Cuando se estaba durmiendo por fin, el molesto pitido de la alarma empezó a sonar. La apagó rápidamente para que su mujer no se despertara, puesto que aún disponía de una hora de confortable sueño. La envidió profundamente.

Tomó un café con una madalena, como cada mañana, se duchó y se vistió con unos tejanos, unos zapatos negros, una camisa lisa blanca, y se puso, cómo no, su vieja americana de la suerte. Mientras se la colocaba cuidadosamente, sonrió al recordar cómo aquella americana, había adquirido ese poder.

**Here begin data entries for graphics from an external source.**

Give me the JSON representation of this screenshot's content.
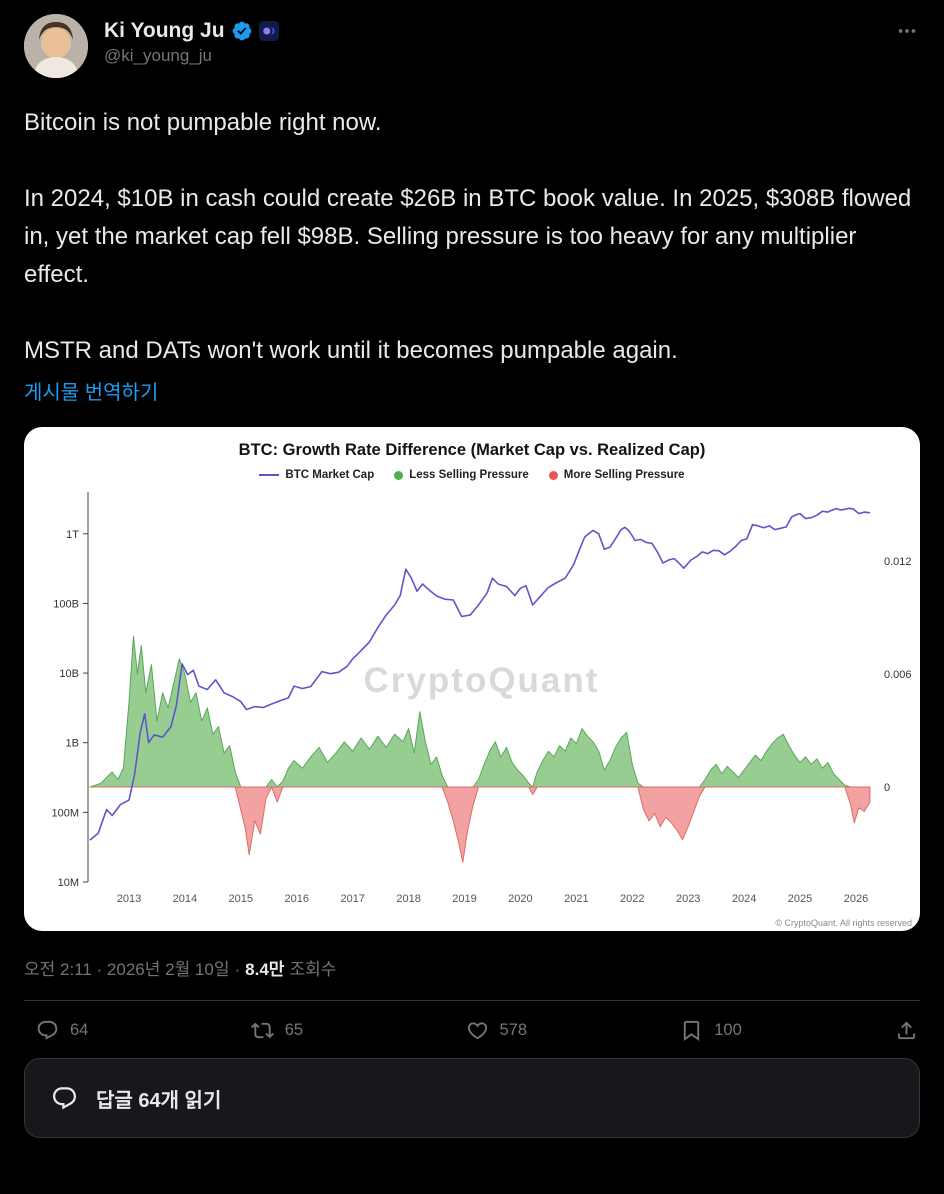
{
  "colors": {
    "background": "#000000",
    "text_primary": "#e7e9ea",
    "text_secondary": "#71767b",
    "link_blue": "#1d9bf0",
    "verified_blue": "#1d9bf0",
    "card_background": "#ffffff"
  },
  "icons": [
    "more-icon",
    "verified-icon",
    "affiliate-badge-icon",
    "reply-icon",
    "repost-icon",
    "like-icon",
    "bookmark-icon",
    "share-icon",
    "speech-bubble-icon"
  ],
  "header": {
    "display_name": "Ki Young Ju",
    "handle": "@ki_young_ju"
  },
  "tweet": {
    "paragraphs": [
      "Bitcoin is not pumpable right now.",
      "In 2024, $10B in cash could create $26B in BTC book value. In 2025, $308B flowed in, yet the market cap fell $98B. Selling pressure is too heavy for any multiplier effect.",
      "MSTR and DATs won't work until it becomes pumpable again."
    ],
    "translate_link": "게시물 번역하기"
  },
  "chart_data": {
    "type": "line+area",
    "title": "BTC: Growth Rate Difference (Market Cap vs. Realized Cap)",
    "watermark": "CryptoQuant",
    "copyright": "© CryptoQuant. All rights reserved",
    "legend": [
      {
        "label": "BTC Market Cap",
        "color": "#6055c8",
        "marker": "line"
      },
      {
        "label": "Less Selling Pressure",
        "color": "#4caf50",
        "marker": "dot"
      },
      {
        "label": "More Selling Pressure",
        "color": "#ef5350",
        "marker": "dot"
      }
    ],
    "x_ticks": [
      2013,
      2014,
      2015,
      2016,
      2017,
      2018,
      2019,
      2020,
      2021,
      2022,
      2023,
      2024,
      2025,
      2026
    ],
    "left_axis": {
      "scale": "log",
      "unit": "billions_usd",
      "ticks": [
        {
          "value": 1000,
          "label": "1T"
        },
        {
          "value": 100,
          "label": "100B"
        },
        {
          "value": 10,
          "label": "10B"
        },
        {
          "value": 1,
          "label": "1B"
        },
        {
          "value": 0.1,
          "label": "100M"
        },
        {
          "value": 0.01,
          "label": "10M"
        }
      ]
    },
    "right_axis": {
      "scale": "linear",
      "ticks": [
        {
          "value": 0.012,
          "label": "0.012"
        },
        {
          "value": 0.006,
          "label": "0.006"
        },
        {
          "value": 0,
          "label": "0"
        }
      ]
    },
    "series": {
      "market_cap": {
        "name": "BTC Market Cap",
        "color": "#6055c8",
        "x": [
          2012.3,
          2012.45,
          2012.6,
          2012.7,
          2012.85,
          2013.0,
          2013.1,
          2013.2,
          2013.28,
          2013.35,
          2013.45,
          2013.6,
          2013.75,
          2013.85,
          2013.95,
          2014.05,
          2014.15,
          2014.25,
          2014.4,
          2014.55,
          2014.7,
          2014.85,
          2015.0,
          2015.1,
          2015.25,
          2015.4,
          2015.55,
          2015.7,
          2015.85,
          2015.95,
          2016.1,
          2016.25,
          2016.45,
          2016.6,
          2016.75,
          2016.9,
          2017.0,
          2017.15,
          2017.3,
          2017.45,
          2017.6,
          2017.75,
          2017.85,
          2017.95,
          2018.05,
          2018.15,
          2018.25,
          2018.35,
          2018.5,
          2018.65,
          2018.8,
          2018.95,
          2019.1,
          2019.25,
          2019.4,
          2019.5,
          2019.6,
          2019.75,
          2019.9,
          2020.0,
          2020.1,
          2020.22,
          2020.35,
          2020.5,
          2020.65,
          2020.8,
          2020.95,
          2021.05,
          2021.15,
          2021.3,
          2021.4,
          2021.5,
          2021.6,
          2021.7,
          2021.8,
          2021.87,
          2021.95,
          2022.05,
          2022.15,
          2022.25,
          2022.35,
          2022.45,
          2022.55,
          2022.65,
          2022.75,
          2022.85,
          2022.92,
          2023.05,
          2023.15,
          2023.25,
          2023.35,
          2023.45,
          2023.55,
          2023.65,
          2023.75,
          2023.85,
          2023.95,
          2024.05,
          2024.15,
          2024.25,
          2024.35,
          2024.45,
          2024.55,
          2024.65,
          2024.75,
          2024.85,
          2024.95,
          2025.0,
          2025.1,
          2025.2,
          2025.3,
          2025.4,
          2025.5,
          2025.55,
          2025.65,
          2025.72,
          2025.8,
          2025.87,
          2025.95,
          2026.05,
          2026.15,
          2026.25
        ],
        "y_billions_usd": [
          0.04,
          0.05,
          0.11,
          0.09,
          0.13,
          0.15,
          0.35,
          1.4,
          2.6,
          1.0,
          1.3,
          1.2,
          1.7,
          3.5,
          13.5,
          9.5,
          11,
          6.5,
          5.8,
          8.0,
          5.2,
          4.6,
          3.9,
          3.0,
          3.3,
          3.2,
          3.6,
          4.0,
          4.4,
          6.5,
          6.0,
          6.4,
          10.5,
          9.8,
          10.3,
          12.5,
          16,
          21,
          28,
          45,
          68,
          95,
          130,
          310,
          230,
          150,
          190,
          160,
          128,
          115,
          112,
          65,
          68,
          95,
          140,
          230,
          190,
          175,
          130,
          165,
          180,
          95,
          125,
          170,
          200,
          230,
          360,
          580,
          900,
          1120,
          1000,
          600,
          640,
          850,
          1150,
          1240,
          1080,
          800,
          830,
          750,
          730,
          550,
          380,
          420,
          440,
          370,
          320,
          420,
          470,
          550,
          520,
          580,
          570,
          500,
          560,
          660,
          800,
          850,
          1350,
          1300,
          1220,
          1300,
          1150,
          1200,
          1250,
          1750,
          1900,
          1950,
          1650,
          1700,
          1850,
          2100,
          2050,
          2150,
          2300,
          2200,
          2250,
          2320,
          2280,
          1950,
          2050,
          2000
        ]
      },
      "growth_rate_diff": {
        "name": "Growth Rate Difference (Market Cap vs. Realized Cap)",
        "positive_color": "#97cd90",
        "negative_color": "#f2a2a0",
        "positive_edge": "#57a85a",
        "negative_edge": "#e06a68",
        "x": [
          2012.3,
          2012.5,
          2012.7,
          2012.8,
          2012.9,
          2013.0,
          2013.08,
          2013.15,
          2013.22,
          2013.3,
          2013.4,
          2013.5,
          2013.6,
          2013.7,
          2013.8,
          2013.9,
          2014.0,
          2014.1,
          2014.2,
          2014.3,
          2014.4,
          2014.5,
          2014.6,
          2014.7,
          2014.8,
          2014.9,
          2015.0,
          2015.08,
          2015.15,
          2015.25,
          2015.35,
          2015.45,
          2015.55,
          2015.65,
          2015.75,
          2015.85,
          2015.95,
          2016.1,
          2016.25,
          2016.4,
          2016.55,
          2016.7,
          2016.85,
          2017.0,
          2017.15,
          2017.3,
          2017.45,
          2017.6,
          2017.75,
          2017.9,
          2018.0,
          2018.1,
          2018.2,
          2018.3,
          2018.4,
          2018.5,
          2018.6,
          2018.7,
          2018.8,
          2018.9,
          2018.97,
          2019.05,
          2019.15,
          2019.25,
          2019.35,
          2019.45,
          2019.55,
          2019.65,
          2019.75,
          2019.85,
          2019.95,
          2020.05,
          2020.15,
          2020.22,
          2020.3,
          2020.4,
          2020.5,
          2020.6,
          2020.7,
          2020.8,
          2020.9,
          2021.0,
          2021.1,
          2021.2,
          2021.3,
          2021.4,
          2021.5,
          2021.6,
          2021.7,
          2021.8,
          2021.9,
          2022.0,
          2022.1,
          2022.2,
          2022.3,
          2022.4,
          2022.5,
          2022.6,
          2022.7,
          2022.8,
          2022.9,
          2023.0,
          2023.1,
          2023.2,
          2023.3,
          2023.4,
          2023.5,
          2023.6,
          2023.7,
          2023.8,
          2023.9,
          2024.0,
          2024.1,
          2024.2,
          2024.3,
          2024.4,
          2024.5,
          2024.6,
          2024.7,
          2024.8,
          2024.9,
          2025.0,
          2025.1,
          2025.2,
          2025.3,
          2025.4,
          2025.5,
          2025.6,
          2025.7,
          2025.8,
          2025.9,
          2025.97,
          2026.05,
          2026.15,
          2026.25
        ],
        "y": [
          0.0,
          0.0002,
          0.0008,
          0.0004,
          0.001,
          0.0045,
          0.008,
          0.006,
          0.0075,
          0.005,
          0.0065,
          0.0035,
          0.005,
          0.0042,
          0.0055,
          0.0068,
          0.006,
          0.0045,
          0.005,
          0.0035,
          0.0042,
          0.0028,
          0.0032,
          0.0018,
          0.0022,
          0.0008,
          -0.0012,
          -0.0022,
          -0.0036,
          -0.0018,
          -0.0025,
          -0.0006,
          0.0004,
          -0.0008,
          0.0003,
          0.001,
          0.0014,
          0.001,
          0.0016,
          0.0021,
          0.0013,
          0.0018,
          0.0024,
          0.0019,
          0.0026,
          0.002,
          0.0027,
          0.0021,
          0.0028,
          0.0024,
          0.0031,
          0.0018,
          0.004,
          0.0024,
          0.0012,
          0.0016,
          0.0006,
          -0.0008,
          -0.0018,
          -0.003,
          -0.004,
          -0.0024,
          -0.001,
          0.0004,
          0.0012,
          0.0019,
          0.0024,
          0.0016,
          0.0021,
          0.0013,
          0.0009,
          0.0006,
          0.0002,
          -0.0004,
          0.0008,
          0.0014,
          0.0019,
          0.0016,
          0.0022,
          0.0019,
          0.0026,
          0.0023,
          0.0031,
          0.0027,
          0.0024,
          0.0019,
          0.0009,
          0.0014,
          0.0021,
          0.0026,
          0.0029,
          0.0012,
          0.0002,
          -0.0012,
          -0.0018,
          -0.0014,
          -0.0021,
          -0.0016,
          -0.0019,
          -0.0023,
          -0.0028,
          -0.0021,
          -0.0013,
          -0.0005,
          0.0004,
          0.0009,
          0.0012,
          0.0007,
          0.0011,
          0.0008,
          0.0005,
          0.0009,
          0.0013,
          0.0017,
          0.0014,
          0.0019,
          0.0023,
          0.0026,
          0.0028,
          0.0022,
          0.0017,
          0.0013,
          0.0016,
          0.0012,
          0.0015,
          0.001,
          0.0013,
          0.0007,
          0.0004,
          0.0001,
          -0.0009,
          -0.0019,
          -0.0011,
          -0.0013,
          -0.0008
        ]
      }
    }
  },
  "meta": {
    "time_and_date": "오전 2:11 · 2026년 2월 10일",
    "separator": "·",
    "views_value": "8.4만",
    "views_label": "조회수"
  },
  "actions": {
    "reply_count": "64",
    "repost_count": "65",
    "like_count": "578",
    "bookmark_count": "100"
  },
  "reply_bar": {
    "label": "답글 64개 읽기"
  }
}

Alan era su mejor amigo. Habían ido juntos al parvulario, a la escuela, al instituto, al bachillerato, y a la universidad. Sus madres solían decir  que eran culo y mierda. Pero después de lo que pasó, empezaron a verse mucho menos. Se lamentó, como cada vez que pensaba en ello, por sentir que no había hecho por su mejor amigo, lo que estaba en su mano. Le vino a la mente cómo en dos meses, se cruzó con Alan seis veces, y las seis veces, llevaba puesta su americana azul marino. La primera vez fue en una de las calles más transitadas de Madrid. Eran las ocho de la mañana y la Gran Vía estaba a rebosar. Una mano le tocó el hombro y tuvo que parar en seco ignorando las quejas de los viandantes que pasaban a toda prisa, como si de una autopista de personas se tratara. Se giró y allí vio a Alan. El Jodido Gigante o Gulliver, como al resto de sus amigos y a él les gustaba llamarle, haciendo referencia a sus casi dos metros de altura;

-          ¡Bonita americana! Pareces un pez gordo. Lástima que sepa de qué pie cojeas – dijo sonriendo, como quien encuentra un viejo tesoro de gran valor sentimental.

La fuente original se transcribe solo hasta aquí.